ぼくのなまえは、まっくろネリノ。まっくろくろだから、暗闇ならば誰にも見えやしない。
『まっくろネリノ』ヘルガ・ガルラー作、やがわすみこ訳、偕成社、1973、 amazon
黒い背景の中に、きょろりと浮かぶ、2つの目。それは、まっくろネリノの姿です。
でも、4人の兄さんたちは、いろんな色したきれいな姿。あんまりまっくろだからだめって、ちっともネリノと遊んでくれません。
まっくろくろな自分の色に、ネリノは思い悩んでいました。他のみんなと違って自分だけまっくろくろ。鮮やかな色を持った兄たちが羨ましい。みんなと違うから、自分はひとりぽっち。
そんなある日、兄さんたちが行方不明に! なんと、あんまりきれいなので、金色の鳥籠の中に捕まえられてしまったのです。
そんなピンチから、ネリノは自分のまっくろくろなことを生かす方法を思いつき、兄さんたちを救い出そうとします。
自分自身の生まれ持ったものを愛することを教えてくれる、そんな勇気をくれるような絵本です。
生まれつき持った「色」を愛せるように
生まれもった容貌、気質、特性― 皆さんも、ネリノのような劣等感や疎外感のような思いを抱いたことがあるでしょうか。親御さんだったら、自分の子どものまわりとちょっと違うところに思い悩むこともあるかもしれませんね。
でも、それぞれの「色」を認めて、生かしていくのは勇気がいることだと、わたしは思うのです。
まっくろだったり、いびつだったり、それぞれのありのままの姿を、まずは愛する大切さを、この絵本は教えてくれます。
まわりと違うことを誇れるようになること、その一歩を踏み出したときが、その人、その子たちの成長につながるはずです。
にこっとポイント
- 暗い背景の中で、ソフトなパステル調のカラーが映える、かわいらしい絵柄で描かれています。まっくろネリノに感情移入しながら、子どもたちもネリノとともにお話を体感できます。

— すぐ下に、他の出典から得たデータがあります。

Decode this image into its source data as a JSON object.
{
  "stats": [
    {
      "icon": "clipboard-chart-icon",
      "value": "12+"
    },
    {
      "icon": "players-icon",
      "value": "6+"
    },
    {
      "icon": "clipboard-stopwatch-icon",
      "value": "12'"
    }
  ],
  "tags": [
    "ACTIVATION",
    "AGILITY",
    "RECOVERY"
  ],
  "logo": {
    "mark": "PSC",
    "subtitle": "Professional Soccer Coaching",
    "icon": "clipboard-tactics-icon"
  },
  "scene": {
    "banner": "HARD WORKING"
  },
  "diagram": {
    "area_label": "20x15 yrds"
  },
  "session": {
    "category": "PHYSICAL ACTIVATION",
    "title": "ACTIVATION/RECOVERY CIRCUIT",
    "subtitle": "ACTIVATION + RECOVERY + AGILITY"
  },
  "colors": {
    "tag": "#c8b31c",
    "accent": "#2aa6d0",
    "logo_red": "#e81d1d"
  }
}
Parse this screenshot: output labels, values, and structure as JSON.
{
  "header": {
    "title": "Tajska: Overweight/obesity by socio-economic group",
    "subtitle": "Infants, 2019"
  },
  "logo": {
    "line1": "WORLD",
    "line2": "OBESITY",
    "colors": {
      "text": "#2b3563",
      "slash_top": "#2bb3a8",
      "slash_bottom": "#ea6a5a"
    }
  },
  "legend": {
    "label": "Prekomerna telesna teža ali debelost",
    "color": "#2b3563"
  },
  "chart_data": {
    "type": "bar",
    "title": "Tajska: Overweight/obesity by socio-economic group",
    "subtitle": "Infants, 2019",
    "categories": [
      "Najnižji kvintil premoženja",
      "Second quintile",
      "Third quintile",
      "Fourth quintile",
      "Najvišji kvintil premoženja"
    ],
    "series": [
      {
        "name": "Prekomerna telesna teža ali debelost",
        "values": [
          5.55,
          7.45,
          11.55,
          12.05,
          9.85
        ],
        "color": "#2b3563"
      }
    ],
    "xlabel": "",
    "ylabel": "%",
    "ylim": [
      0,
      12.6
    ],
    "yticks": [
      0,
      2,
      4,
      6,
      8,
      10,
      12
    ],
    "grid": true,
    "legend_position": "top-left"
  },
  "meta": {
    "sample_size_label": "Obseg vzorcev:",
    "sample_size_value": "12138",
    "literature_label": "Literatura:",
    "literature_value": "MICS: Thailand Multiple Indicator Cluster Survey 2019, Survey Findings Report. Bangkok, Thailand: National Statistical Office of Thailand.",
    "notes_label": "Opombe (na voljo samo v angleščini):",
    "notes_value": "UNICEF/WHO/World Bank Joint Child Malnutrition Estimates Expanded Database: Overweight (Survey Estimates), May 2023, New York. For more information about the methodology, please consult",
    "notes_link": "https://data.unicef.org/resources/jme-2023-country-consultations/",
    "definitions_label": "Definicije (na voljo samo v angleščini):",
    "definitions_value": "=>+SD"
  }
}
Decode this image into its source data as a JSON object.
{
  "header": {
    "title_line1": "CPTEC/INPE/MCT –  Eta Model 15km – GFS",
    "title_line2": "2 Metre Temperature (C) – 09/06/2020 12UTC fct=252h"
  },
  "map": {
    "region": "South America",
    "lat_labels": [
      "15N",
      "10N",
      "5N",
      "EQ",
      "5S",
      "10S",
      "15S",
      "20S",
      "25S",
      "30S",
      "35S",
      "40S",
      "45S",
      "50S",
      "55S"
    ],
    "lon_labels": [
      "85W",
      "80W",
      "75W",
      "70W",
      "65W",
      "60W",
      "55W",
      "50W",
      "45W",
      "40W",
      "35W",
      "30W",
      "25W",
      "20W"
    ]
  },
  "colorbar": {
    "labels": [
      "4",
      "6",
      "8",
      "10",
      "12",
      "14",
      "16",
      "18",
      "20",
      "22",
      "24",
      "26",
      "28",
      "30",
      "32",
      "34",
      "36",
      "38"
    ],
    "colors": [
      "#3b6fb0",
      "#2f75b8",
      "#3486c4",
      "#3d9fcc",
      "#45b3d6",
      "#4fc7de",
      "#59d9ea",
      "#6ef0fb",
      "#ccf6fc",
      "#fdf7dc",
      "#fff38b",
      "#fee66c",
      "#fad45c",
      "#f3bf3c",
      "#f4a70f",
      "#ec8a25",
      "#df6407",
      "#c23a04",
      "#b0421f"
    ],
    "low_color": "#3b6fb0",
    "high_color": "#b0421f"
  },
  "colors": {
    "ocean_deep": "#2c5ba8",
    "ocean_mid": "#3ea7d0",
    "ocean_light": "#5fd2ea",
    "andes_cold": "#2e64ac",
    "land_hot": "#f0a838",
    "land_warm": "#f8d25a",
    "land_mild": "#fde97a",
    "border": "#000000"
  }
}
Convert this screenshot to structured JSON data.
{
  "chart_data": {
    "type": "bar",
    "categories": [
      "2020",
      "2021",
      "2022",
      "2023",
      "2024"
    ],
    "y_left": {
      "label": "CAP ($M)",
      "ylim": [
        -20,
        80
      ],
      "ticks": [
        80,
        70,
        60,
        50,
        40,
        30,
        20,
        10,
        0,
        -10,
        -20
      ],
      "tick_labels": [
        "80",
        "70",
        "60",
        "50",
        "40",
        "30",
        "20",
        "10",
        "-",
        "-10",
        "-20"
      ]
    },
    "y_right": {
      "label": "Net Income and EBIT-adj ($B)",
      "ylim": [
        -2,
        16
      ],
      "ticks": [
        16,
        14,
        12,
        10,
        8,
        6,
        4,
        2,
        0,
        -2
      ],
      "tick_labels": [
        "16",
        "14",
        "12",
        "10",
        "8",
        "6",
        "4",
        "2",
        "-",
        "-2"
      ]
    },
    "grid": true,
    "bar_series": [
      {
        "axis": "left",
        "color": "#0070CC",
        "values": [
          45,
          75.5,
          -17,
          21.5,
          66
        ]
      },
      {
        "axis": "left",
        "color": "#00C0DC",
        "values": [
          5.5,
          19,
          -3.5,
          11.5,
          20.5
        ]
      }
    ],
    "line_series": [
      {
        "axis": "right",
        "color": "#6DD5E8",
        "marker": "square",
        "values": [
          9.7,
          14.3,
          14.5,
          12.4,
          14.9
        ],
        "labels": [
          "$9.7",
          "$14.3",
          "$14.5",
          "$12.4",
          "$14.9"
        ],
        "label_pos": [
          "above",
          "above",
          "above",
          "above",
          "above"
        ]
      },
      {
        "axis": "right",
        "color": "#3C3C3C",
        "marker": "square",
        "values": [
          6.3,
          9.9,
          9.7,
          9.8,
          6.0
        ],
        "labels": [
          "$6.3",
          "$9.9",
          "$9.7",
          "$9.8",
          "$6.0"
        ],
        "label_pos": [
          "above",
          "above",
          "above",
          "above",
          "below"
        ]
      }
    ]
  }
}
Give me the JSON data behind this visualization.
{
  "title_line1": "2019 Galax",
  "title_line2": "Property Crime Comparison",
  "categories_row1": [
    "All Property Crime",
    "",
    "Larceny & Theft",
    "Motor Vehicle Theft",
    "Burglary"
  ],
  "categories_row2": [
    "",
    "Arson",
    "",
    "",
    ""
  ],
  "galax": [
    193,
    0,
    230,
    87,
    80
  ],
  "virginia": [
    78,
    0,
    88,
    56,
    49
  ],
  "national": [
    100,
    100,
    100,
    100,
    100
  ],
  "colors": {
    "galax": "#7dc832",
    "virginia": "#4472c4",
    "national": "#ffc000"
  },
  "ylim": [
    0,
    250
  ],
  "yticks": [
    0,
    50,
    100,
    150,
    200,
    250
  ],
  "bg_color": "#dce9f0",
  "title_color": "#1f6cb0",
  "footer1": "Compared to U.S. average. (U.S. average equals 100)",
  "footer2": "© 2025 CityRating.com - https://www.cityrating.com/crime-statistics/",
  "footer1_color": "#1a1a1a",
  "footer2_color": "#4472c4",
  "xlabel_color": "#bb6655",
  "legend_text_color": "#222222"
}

- 相手を変えることは、なかなか簡単にはできません。でも、自分を変えていくことはできます。そうすれば、まわりとの関係も変わっていくはず。ネリノの視点で描かれたストーリーから、子どもたちは何を感じるでしょうか。まずは自分と向き合うことから始めてみよう、そんな気持ちにさせてくれる絵本です。